Quotient group of $\mathbb{Z} \times \mathbb{Z}$ I'm working on some practice problems and would like to get a few solutions checked (more coming!). Let $H$ be the subgroup of $\mathbb{Z} \times \mathbb{Z}$ generated by the elements $(2, 2)$ and $(3, 4)$. First give a minimal set of elements which generate $(\mathbb{Z} \times \mathbb{Z}) ~ / ~ H$ (as their images by the natural homomorphism $g \mapsto g + H$) and list all the elements in this quotient group, and then describe this quotient group.

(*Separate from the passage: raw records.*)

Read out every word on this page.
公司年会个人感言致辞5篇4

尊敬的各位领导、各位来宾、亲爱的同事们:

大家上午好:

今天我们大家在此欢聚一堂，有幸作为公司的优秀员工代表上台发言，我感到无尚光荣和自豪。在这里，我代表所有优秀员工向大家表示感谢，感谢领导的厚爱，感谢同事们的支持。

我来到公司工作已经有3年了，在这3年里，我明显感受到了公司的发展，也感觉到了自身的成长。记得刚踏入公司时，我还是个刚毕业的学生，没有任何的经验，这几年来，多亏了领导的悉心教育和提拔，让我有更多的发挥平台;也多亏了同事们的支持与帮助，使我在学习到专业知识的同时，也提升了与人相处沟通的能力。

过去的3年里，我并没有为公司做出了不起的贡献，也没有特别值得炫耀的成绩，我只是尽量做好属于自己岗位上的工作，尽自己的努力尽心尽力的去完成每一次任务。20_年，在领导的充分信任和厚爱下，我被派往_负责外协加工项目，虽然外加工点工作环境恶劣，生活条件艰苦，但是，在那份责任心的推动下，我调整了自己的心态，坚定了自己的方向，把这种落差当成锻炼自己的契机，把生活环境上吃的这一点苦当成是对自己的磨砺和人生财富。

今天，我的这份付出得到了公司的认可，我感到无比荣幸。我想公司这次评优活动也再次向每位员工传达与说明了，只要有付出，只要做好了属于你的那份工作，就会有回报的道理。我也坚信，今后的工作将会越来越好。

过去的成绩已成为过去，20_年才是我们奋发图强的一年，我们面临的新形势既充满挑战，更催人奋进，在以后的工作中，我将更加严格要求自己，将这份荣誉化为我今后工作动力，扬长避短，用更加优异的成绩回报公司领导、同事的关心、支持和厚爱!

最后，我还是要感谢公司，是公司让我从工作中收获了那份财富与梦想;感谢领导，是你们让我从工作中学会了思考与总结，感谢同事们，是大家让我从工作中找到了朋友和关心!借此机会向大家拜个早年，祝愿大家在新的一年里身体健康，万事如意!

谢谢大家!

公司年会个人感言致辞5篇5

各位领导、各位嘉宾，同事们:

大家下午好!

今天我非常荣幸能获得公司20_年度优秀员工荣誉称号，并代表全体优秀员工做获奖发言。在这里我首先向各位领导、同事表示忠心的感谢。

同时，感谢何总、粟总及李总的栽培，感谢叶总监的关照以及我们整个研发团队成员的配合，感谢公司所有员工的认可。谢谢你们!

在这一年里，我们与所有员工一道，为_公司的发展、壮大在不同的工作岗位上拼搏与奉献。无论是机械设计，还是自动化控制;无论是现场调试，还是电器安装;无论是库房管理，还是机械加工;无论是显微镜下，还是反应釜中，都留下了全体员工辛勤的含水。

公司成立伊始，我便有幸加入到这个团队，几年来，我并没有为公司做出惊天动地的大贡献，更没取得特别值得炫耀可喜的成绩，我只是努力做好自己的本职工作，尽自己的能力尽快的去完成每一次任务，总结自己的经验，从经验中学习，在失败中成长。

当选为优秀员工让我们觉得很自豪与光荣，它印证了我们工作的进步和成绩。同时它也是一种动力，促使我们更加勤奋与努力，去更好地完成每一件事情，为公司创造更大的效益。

First we simplify the presentation of $H$ a bit by simplifying the generators: if $H$ is generated by $(2, 2)$ and $(3, 4)$, then it is generated by $(2, 2)$ and $(3, 4) - (2, 2) = (1, 2)$, and so it is generated by $(2, 2) - (1, 2) = (1, 0)$ and $(1, 2)$, and so it is generated by $(1, 0)$ and $(1, 2) - 2 (1, 0) = (0, 2)$ (this could be formalized into a theorem since it's essentially the Euclidean algorithm). So geometrically $H$ spans the set of lattice points of the form $(m, 2n)$ where $m$ and $n$ are integers. Hence it partitions $(\mathbb{Z} \times \mathbb{Z})$ into exactly two cosets $H$ and $(0, 1) + H$. Since $(0, 2) + H = H$, the quotient group is generated by a single element $(0, 1) + H$, and contains two elements $H$ and $(0, 1) + H$. As such, it is isomorphic to $C_2$.
Is this a (correct and) rigorous answer and are there things that could be improved? One thing I am a bit concerned about is that the problem asks me to find a set of generators for the quotient group before asking for its elements and its description, whereas I've done the opposite - was there a better approach to finding its generators?
 A: Applying the already mentioned method of Smith Normal form: the generators matrix is
$$A=\begin{pmatrix}2&2\\3&4\end{pmatrix}\stackrel{C_2-C_1}\longrightarrow\begin{pmatrix}2&0\\3&1\end{pmatrix}\stackrel{C_1-3C_2}\longrightarrow\begin{pmatrix}2&0\\0&1\end{pmatrix}\stackrel{\begin{align*}C_1\leftrightarrow C_2\\R_1\leftrightarrow R_2\end{align*}}\longrightarrow\begin{pmatrix}1&0\\0&2\end{pmatrix}$$
Thus, $\;H\cong \Bbb Z\oplus 2\Bbb Z\;$ , and thus $\;\left(\Bbb Z\otimes\Bbb Z\right)/K\cong\Bbb Z/2\Bbb Z=:\Bbb Z_2\;$
Note the above gave precisely the same generators you got. The advantage the method of Smith Forms offers is that you can methodically apply it doing very basic row/column operations on some given relations matrix, very much like elementary operations on matrices what we know from linear algebra.
A: Let $\alpha=(2,2)$ and $\beta=(3,4)$. In general any member of $\mathbb{Z} \times \mathbb{Z}/H$ will be of the form $(a,b)+H$. We will distinguish between two cases $b$ is even and $b$ is odd.
$$
(a,b)=
\begin{cases}
 &  2a(\alpha -\beta) + \frac{b}{2}(2\beta-3\alpha), \text{ if } b \text{ is even}\\
 & 2a(\alpha -\beta) + \frac{b-1}{2}(2\beta-3\alpha)+(0,1), \text{ if } b \text{ is odd}
\end{cases}
$$
Since $\alpha, \beta \in H$ and $H \leq \mathbb{Z} \times \mathbb{Z}$, therefore
$$
(a,b)+H=
\begin{cases}
 &  H, \text{ if } b \text{ is even}\\
 & (0,1)+H, \text{ if } b \text{ is odd}
\end{cases}
$$
This gives us the minimal set of generators as well as a complete description of the quotient group.